This is sort of pertinent to some of the threads of discussion raised here in the Head Shop and here in Conversation.
It's this comparison that came up on Jane Jeong Trenka's blog, a kind of connect-the-dots thing that worries me.
And I'm speaking as an internationally-adoptive parent, now.
The first dot, with figures from the U.S. Department of State:
Let's look at the numbers of Korean kids sent to the U.S. over the past 14 years:
1990: 2,620 (two years after 1988 the Seoul Olympics, when Korea vowed it would stop sending children away by the year 1996.)
1991: 1,818
1992: 1,840
1993: 1,775
1994: 1,795
1995: 1,666
1996: 1,516
1997: 1,654
1998: 1,829
1999: 2,008
2000: 1,794
2001: 1,870
2002: 1,779
2003: 1,790
2004: 1,716
Will they do it by 2015? The Lucky 8 Ball says: NOT LIKELY.
The second dot is a Korean government program, reported in the Korean paper Chosun Ilbo:
Gov't in All-Out Effort to Make Koreans Make Babies
The government will consider fresh incentives to families with more than two children to reverse Korea's declining birthrate after criticism that current cash rewards for a third child and help with the cost of upbringing are ineffective. No more than 10 percent of Korea's newborns are third children.
The government was out in force at a discussion chaired by Prime Minister Lee Hae-chan at the Central Government Complex on Monday to examine ways of reversing Korea's low birthrate. Besides the finance, education, agriculture and forestry, labor and health ministers, it was attended by the head of the Presidential Committee on Aging and Future Society and the Cheong Wa Dae secretary for social policy.
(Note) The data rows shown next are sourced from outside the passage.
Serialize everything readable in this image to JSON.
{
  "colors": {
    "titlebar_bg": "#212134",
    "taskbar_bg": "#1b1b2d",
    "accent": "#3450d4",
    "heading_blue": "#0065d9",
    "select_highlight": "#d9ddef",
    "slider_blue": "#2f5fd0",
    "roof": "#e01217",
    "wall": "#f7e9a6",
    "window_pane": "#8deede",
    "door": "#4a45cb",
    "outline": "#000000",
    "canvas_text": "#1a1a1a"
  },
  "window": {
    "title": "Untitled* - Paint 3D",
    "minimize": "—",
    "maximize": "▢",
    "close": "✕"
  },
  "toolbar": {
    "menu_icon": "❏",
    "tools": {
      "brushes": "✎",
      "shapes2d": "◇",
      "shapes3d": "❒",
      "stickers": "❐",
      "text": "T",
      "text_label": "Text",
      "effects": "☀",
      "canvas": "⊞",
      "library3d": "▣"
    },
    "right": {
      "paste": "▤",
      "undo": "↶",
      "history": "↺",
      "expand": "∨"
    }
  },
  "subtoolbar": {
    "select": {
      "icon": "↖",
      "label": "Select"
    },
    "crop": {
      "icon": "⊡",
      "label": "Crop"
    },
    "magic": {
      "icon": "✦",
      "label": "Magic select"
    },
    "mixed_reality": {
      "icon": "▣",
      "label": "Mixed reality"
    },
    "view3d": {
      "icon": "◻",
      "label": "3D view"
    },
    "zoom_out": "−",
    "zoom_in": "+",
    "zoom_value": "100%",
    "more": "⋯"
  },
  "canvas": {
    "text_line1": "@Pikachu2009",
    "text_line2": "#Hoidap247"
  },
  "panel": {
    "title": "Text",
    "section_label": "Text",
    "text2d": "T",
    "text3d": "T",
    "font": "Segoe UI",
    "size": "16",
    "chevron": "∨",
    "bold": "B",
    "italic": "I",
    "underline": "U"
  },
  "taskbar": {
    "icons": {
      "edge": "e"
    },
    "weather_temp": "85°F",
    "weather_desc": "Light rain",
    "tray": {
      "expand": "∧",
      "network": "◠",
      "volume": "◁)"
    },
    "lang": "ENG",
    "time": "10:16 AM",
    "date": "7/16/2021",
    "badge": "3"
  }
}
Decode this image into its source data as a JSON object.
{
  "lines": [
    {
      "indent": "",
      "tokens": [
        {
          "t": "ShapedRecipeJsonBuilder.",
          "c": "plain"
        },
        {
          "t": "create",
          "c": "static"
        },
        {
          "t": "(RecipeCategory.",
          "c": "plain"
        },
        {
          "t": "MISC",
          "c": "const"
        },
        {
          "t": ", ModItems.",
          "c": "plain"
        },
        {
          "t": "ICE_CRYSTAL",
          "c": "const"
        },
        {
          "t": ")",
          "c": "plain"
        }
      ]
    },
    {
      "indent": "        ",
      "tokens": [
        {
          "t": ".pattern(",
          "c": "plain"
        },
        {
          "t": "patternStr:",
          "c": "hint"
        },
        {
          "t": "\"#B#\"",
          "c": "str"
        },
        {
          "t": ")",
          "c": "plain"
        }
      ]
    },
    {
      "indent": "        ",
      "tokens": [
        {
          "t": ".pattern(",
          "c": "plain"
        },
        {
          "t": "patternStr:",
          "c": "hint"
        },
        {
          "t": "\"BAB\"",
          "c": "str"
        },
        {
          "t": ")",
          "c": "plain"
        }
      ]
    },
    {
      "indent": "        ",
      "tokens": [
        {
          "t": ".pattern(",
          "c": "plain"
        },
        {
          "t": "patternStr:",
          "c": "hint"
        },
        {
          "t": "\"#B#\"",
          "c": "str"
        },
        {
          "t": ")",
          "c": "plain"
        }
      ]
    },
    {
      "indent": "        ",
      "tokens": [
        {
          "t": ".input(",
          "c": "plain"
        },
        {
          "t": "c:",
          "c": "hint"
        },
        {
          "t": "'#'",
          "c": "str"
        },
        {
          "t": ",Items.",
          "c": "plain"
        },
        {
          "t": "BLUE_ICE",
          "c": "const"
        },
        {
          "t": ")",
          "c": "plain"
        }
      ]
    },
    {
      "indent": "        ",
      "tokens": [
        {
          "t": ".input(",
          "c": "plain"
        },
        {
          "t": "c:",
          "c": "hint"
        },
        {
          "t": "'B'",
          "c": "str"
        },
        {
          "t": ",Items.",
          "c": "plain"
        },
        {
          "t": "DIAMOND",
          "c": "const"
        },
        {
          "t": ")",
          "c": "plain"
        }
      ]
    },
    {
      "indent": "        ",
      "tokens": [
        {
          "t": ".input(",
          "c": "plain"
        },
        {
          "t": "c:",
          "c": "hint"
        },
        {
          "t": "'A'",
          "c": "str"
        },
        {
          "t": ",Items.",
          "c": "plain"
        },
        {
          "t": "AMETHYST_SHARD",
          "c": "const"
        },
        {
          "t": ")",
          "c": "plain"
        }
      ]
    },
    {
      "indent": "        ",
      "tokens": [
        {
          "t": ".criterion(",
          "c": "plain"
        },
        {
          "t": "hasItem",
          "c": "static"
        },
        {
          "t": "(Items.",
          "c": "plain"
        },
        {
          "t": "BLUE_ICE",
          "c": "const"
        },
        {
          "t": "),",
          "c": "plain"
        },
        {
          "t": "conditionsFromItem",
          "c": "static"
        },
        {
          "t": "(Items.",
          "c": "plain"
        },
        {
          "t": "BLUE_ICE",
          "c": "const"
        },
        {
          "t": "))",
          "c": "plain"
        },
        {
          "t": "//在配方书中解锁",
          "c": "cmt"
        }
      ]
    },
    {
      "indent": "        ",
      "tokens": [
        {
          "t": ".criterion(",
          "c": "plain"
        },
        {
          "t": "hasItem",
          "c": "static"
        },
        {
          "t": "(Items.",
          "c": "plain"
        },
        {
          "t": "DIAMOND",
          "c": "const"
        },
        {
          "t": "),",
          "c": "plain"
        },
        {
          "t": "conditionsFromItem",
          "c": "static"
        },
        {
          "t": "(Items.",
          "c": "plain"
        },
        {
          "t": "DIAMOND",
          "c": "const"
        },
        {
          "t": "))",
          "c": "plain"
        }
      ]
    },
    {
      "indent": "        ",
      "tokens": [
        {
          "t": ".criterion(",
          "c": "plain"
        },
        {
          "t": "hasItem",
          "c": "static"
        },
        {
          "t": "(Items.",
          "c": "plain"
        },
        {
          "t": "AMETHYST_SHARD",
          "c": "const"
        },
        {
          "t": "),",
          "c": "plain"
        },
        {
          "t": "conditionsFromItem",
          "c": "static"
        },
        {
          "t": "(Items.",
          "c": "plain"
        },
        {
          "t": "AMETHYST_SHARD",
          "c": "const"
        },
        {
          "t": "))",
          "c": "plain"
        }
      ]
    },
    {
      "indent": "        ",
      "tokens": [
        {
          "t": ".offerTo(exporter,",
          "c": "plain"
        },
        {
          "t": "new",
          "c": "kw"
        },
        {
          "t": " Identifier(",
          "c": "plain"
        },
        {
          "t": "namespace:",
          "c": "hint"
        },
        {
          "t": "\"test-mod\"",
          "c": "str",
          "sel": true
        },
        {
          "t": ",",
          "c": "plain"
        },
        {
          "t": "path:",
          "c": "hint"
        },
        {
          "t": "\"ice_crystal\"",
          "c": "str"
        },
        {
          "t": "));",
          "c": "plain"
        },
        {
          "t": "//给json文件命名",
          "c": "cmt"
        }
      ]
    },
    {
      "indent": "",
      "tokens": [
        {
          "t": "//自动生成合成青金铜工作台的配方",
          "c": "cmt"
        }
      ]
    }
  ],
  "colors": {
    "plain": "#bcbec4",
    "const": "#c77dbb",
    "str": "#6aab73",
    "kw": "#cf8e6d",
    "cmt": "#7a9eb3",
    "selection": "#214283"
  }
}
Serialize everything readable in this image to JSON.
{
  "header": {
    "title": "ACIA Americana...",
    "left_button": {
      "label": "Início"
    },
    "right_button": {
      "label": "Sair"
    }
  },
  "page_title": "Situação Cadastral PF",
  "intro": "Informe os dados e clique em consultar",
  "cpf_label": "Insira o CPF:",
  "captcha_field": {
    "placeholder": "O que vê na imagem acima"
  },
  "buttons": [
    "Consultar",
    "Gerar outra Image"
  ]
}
It goes on more than that, but those first two grafs sum it all up.
Governments collect fees for international adoptions. In China, they call the biggest one a "gift" to the China Center for Adoption Affairs, but it's basically a big fat fee. I don't know what Korea charges.
One of the things I like to tell myself is that things are improving, that money into the system helps speed up the time when there won't be any more orphanages. Or close to it, anyway.
Something seems wrong, though, when the babies are still leaving a country as fast as ever while the government is launching programs for their people to make more babies.
In Korea, it could be just a symptom of the North-South divide, but even so. Even so.